You can use Notepad++ to set the correct line endings but most other text editors should also be able to do this.
This wil will be executed during the provisioning phase and will install Ansible on the virtual machine and then run the Ansible playbook.

Next we will create the playbook file, create a file named playbook.yml in the project directory.

- hosts: localhost
  user: vagrant
  roles:
    - essentials
    - apache

In this file we will define the roles that you want your environment to fulfill. Later we will define those roles.
Now we have to create a directory structure than Ansible understands so it can find the rest of the configuration.

First you have to create a roles directory within your project folder. In that roles directory you then create a directory for each role. So in my example you would create a directory essentials and apache.
Now within each of those directories you have to create a tasks directory so you would get this structure:

/project/Vagrantfile
/project/init.sh
/project/playbook.yml
/project/source/
/project/roles/essentials/
/project/roles/apache/

In the essentials folder we now create a main.yml file to define the tasks that are needed to install the essentials on the virtual machine.

- name: Update APT package cache
  sudo: yes
  apt: update_cache=yes

- name: Install essentials
  sudo: yes
  apt: name="{{item}}" state=present
  with_items:
    - python-software-properties
    - python-pycurl
    - build-essential
    - curl
    - git-core
    - unzip
    - dos2unix

This will update the apt-get cache and then install a bunch of useful tools and libraries.

And in the apache folder we create a main.yml file to define the tasks that are needed to install apache on the virtual machine.

- name: Install Apache
  sudo: yes
  apt: name="{{item}}" state=present
  with_items:
    - apache2

- name: Start the Apache service
  sudo: yes
  action: service name=apache2 state=started

- name: Enable mod_rewrite
  apache2_module: name=rewrite state=present

- name: Enable mod_proxy
  apache2_module: name=proxy state=present

- name: Enable mod_proxy_balancer
  apache2_module: name=proxy_balancer state=present

- name: Enable mod_proxy_http
  apache2_module: name=proxy_http state=present

- name: Enable mod_lbmethod_byrequests
  apache2_module: name=lbmethod_byrequests state=present

- name: Enable mod_ssl
  apache2_module: name=ssl state=present
  notify:
    - restart apache2

This task will install Apache2 with apt-get, install some modules and restart the Apache2 service.

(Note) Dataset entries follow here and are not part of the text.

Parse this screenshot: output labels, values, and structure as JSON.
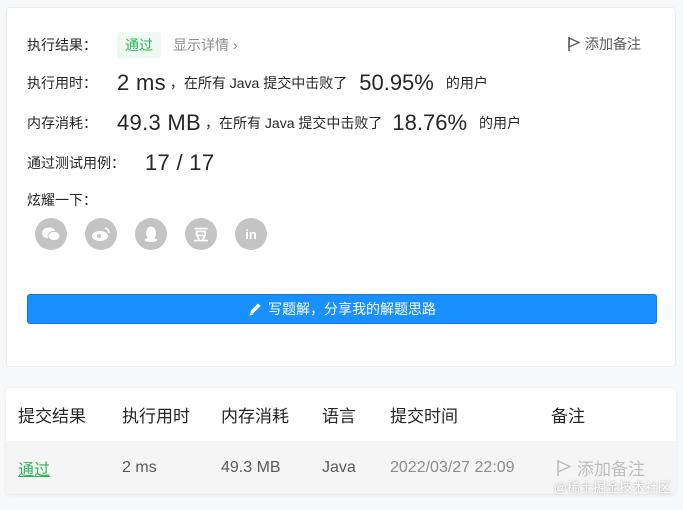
{
  "result": {
    "label": "执行结果：",
    "status": "通过",
    "details_link": "显示详情",
    "note_button": "添加备注"
  },
  "runtime": {
    "label": "执行用时：",
    "value": "2 ms",
    "prefix": "，在所有 Java 提交中击败了",
    "percent": "50.95%",
    "suffix": "的用户"
  },
  "memory": {
    "label": "内存消耗：",
    "value": "49.3 MB",
    "prefix": "，在所有 Java 提交中击败了",
    "percent": "18.76%",
    "suffix": "的用户"
  },
  "tests": {
    "label": "通过测试用例：",
    "value": "17 / 17"
  },
  "share": {
    "label": "炫耀一下：",
    "icons": [
      "wechat-icon",
      "weibo-icon",
      "qq-icon",
      "douban-icon",
      "linkedin-icon"
    ],
    "douban_glyph": "豆",
    "linkedin_glyph": "in"
  },
  "write_solution_button": "写题解，分享我的解题思路",
  "table": {
    "headers": [
      "提交结果",
      "执行用时",
      "内存消耗",
      "语言",
      "提交时间",
      "备注"
    ],
    "row": {
      "result": "通过",
      "runtime": "2 ms",
      "memory": "49.3 MB",
      "language": "Java",
      "time": "2022/03/27 22:09",
      "note": "添加备注"
    }
  },
  "watermark": "@稀土掘金技术社区",
  "colors": {
    "pass_green": "#2db55d",
    "primary_blue": "#1890ff",
    "icon_gray": "#c4c4c4"
  }
}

To restart the Apache2 service we call a handler that we have to create.
So to do this create a handlers folder in the apache folder and create a main.yml file with this content:

- name: restart apache2
  service: name=apache2 state=restarted

So now you should have this directory and file structure:

/project/Vagrantfile
/project/init.sh
/project/playbook.yml
/project/source/
/project/roles/essentials/tasks/main.yml
/project/roles/apache/tasks/main.yml
/project/roles/apache/handlers/main.yml

Vagrant

Now we are all set up we can start and provision the virtual machine.

Open the command line and go to your project folder and then run the vagrant up command. The first time you do this Vagrant will first download the ubuntu/trusty64 base box if you do not already have it. This might take a while but once you have it you can reuse it for other projects.
After the base box is downloaded vagrant will configure it in Virtualbox and start it. when it is booted it will be provisioned according the the Ansible playbook we created before.
Once it's all finished you will have a basic virtual development environment ready with some essential tools and libraries installed and Apache.

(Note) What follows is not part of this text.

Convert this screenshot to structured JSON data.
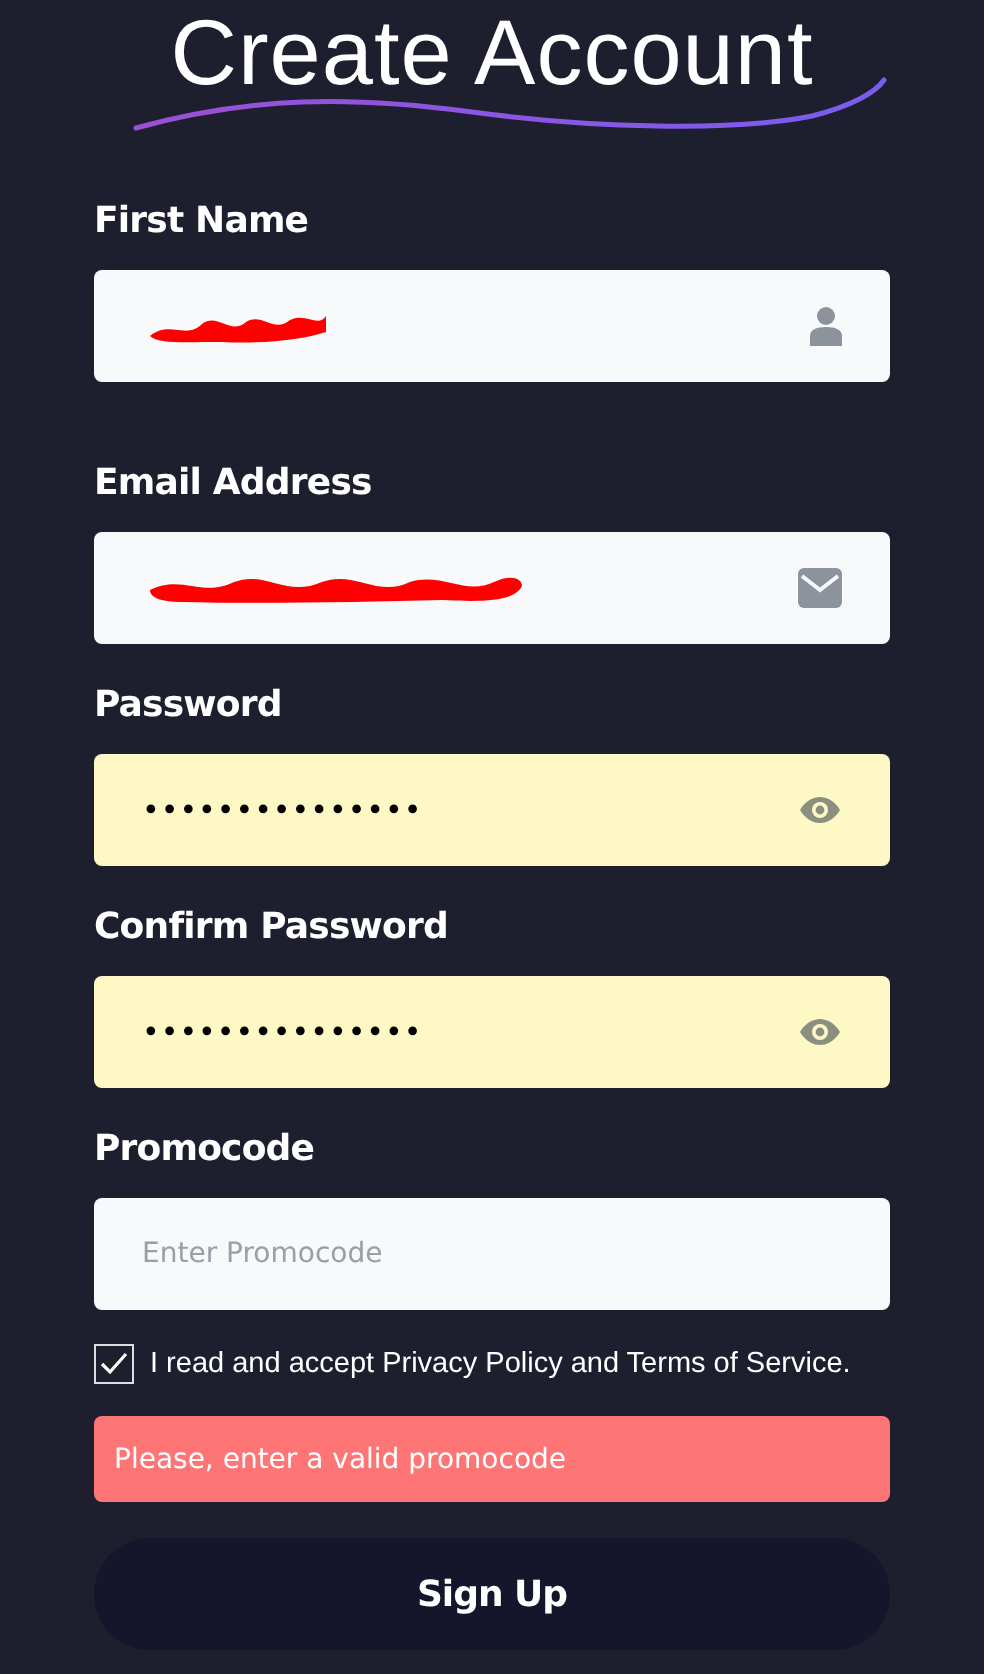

Other commands that you can use to control your virtual development environment are:

  • vagrant reload to restart the virtual environment
  • vagrant halt to stop the virtual environment
  • vagrant destroy to destroy the virtual environment
  • vagrant provision to (re)provision the virtual environment
  • vagrant ssh to open an ssh terminal to the virtual environment

In another future post I will explain some more about using Vagrant and I will extend the playbook with some more roles.